All eyes on the Fed

Tomorrow's inevitable rate hike is one more step towards the Fed's final rate hike (of which it could very well be) and the point at which one can think of future rate declines. Unfortunately, the need to cut rates is a product of recession - so life will likely get rougher before it gets better. It will be interesting to see how the Business Week listed forecasters do by years end; certainly some of the more optimistic projections are looking far fetched at the half-way point.
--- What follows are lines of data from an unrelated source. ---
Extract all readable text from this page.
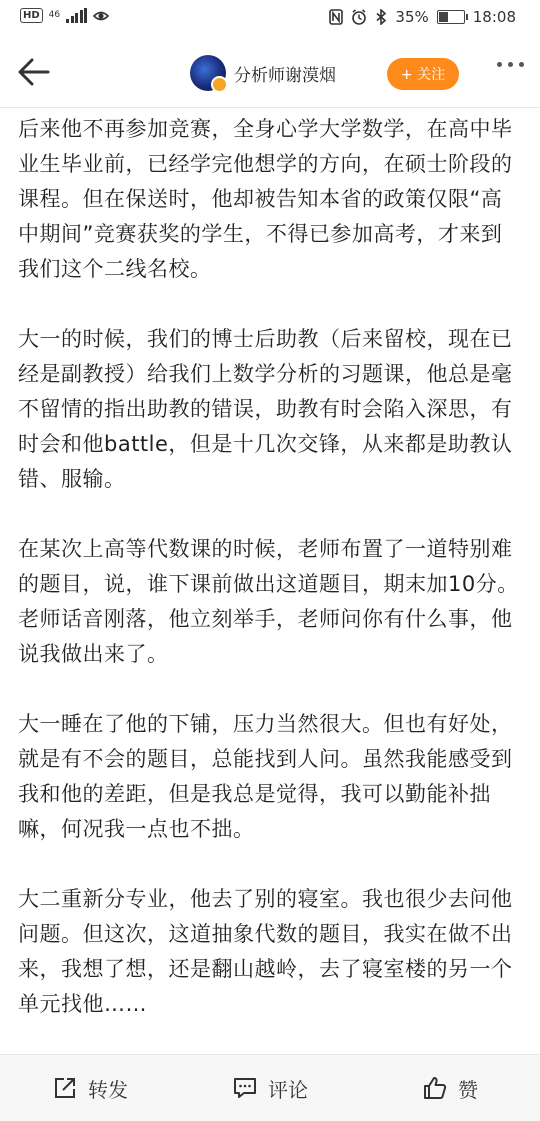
HD	46	35%	18:08
分析师谢漠烟	+ 关注

后来他不再参加竞赛，全身心学大学数学，在高中毕业生毕业前，已经学完他想学的方向，在硕士阶段的课程。但在保送时，他却被告知本省的政策仅限“高中期间”竞赛获奖的学生，不得已参加高考，才来到我们这个二线名校。

大一的时候，我们的博士后助教（后来留校，现在已经是副教授）给我们上数学分析的习题课，他总是毫不留情的指出助教的错误，助教有时会陷入深思，有时会和他battle，但是十几次交锋，从来都是助教认错、服输。

在某次上高等代数课的时候，老师布置了一道特别难的题目，说，谁下课前做出这道题目，期末加10分。老师话音刚落，他立刻举手，老师问你有什么事，他说我做出来了。

大一睡在了他的下铺，压力当然很大。但也有好处，就是有不会的题目，总能找到人问。虽然我能感受到我和他的差距，但是我总是觉得，我可以勤能补拙嘛，何况我一点也不拙。

大二重新分专业，他去了别的寝室。我也很少去问他问题。但这次，这道抽象代数的题目，我实在做不出来，我想了想，还是翻山越岭，去了寝室楼的另一个单元找他……

转发	评论	赞
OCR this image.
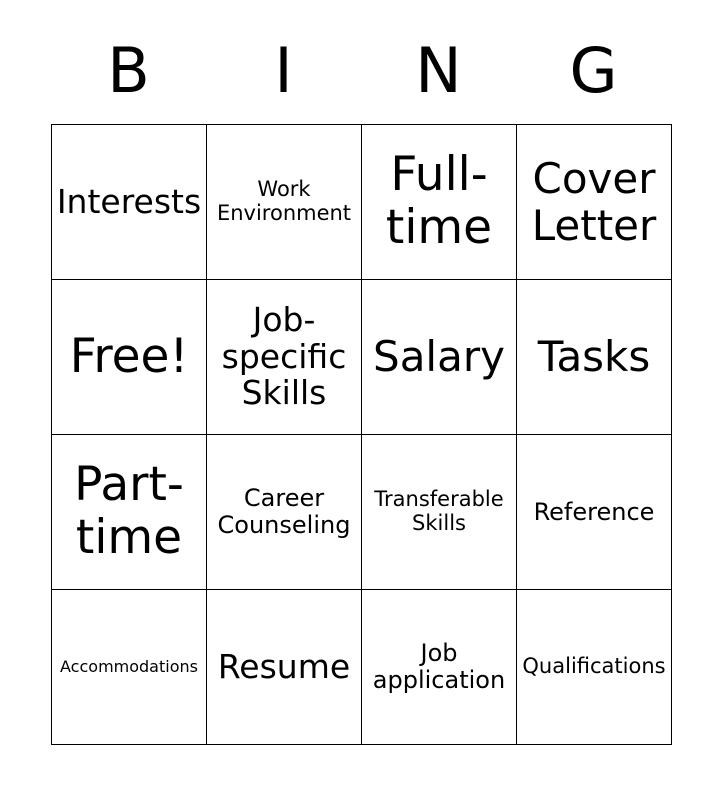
B	I	N	G
Interests	Work Environment	Full-time	Cover Letter

Free!	Job-specific Skills	Salary	Tasks

Part-time	Career Counseling	Transferable Skills	Reference

Accommodations	Resume	Job application	Qualifications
I had noted in early May how the dollar was approaching a level of support typical of a reversal head-and-shoulder pattern. This bounce is now underway but I am skeptical of it lasting as the turnaround occurred at a point when the dollar was not sufficiently oversold to support a strong rally. What could this mean for the dollar? Don't be surprised to see another swing back to 84 which should put in place a decent bottom.



A strengthening dollar will help the Fed as the dollar acts as a disinflationary pressure on commodity prices - keenly felt by copper, gold and silver but as yet, not oil prices. A strong dollar will put less pressure on the Fed to raise rates in the future.



So assuming a rate decline is the near future what sectors should one be looking at? Traditionally utility stocks perform strongly in a falling rate environment. As a recession takes hold consumer staple stocks become favored and once rate cuts bottom look to financials.

For investors, look to accumulate stocks like American Electric Power ($33.87 Yield 4.40%), Middlesex Water ($17.10 Yield 4.00%) and Ameren Corp. ($50.18 Yield 5.10%)





Yahoo! carries a good list of diversified utility stocks.